The model explain a "collective behavior", mathematicians are not too familiar with it. I intended to put an attention to power of this model in a case of fractal mathematics. That is, to bring a gap to physics, but not to explain physics.

"It's unclear to me how the models are designed, and what underlying assumptions or approximations were made. An example is that the model equations on page 3 were presented without stating what each parameter mean. And I'd recommend adding more details on captions for tables and figures, it'll help the readers understand the data analysis process and interpretation of results."

A man wrote a text by different reasons. And a scientific text can be motivated by different needs.

The science is an universal way to prove falsehood or truth of the statement. Anyway, there are scholar texts, grant proposals, popular explanations, and the reporting of the results. In a present-day flow of scientific information, I choose to separate a style of the text from the "popular-style" explanation for "newbies" with precise definitions and detailed captions.

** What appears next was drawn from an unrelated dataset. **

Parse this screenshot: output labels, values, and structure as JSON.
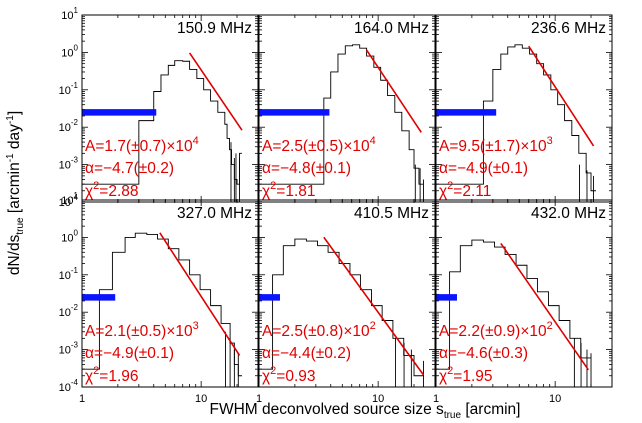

"The authors mentioned dealing with the problem can not be ignored, it'll be helpful if the authors could elaborate more on the importance of the discovery."

My bid is to the changed times. The results are anyway contradictory and difficult to disseminate. Either the importance of the discovery would be revealed anyway, or all the efforts to elaborate these results will be anyway in vain.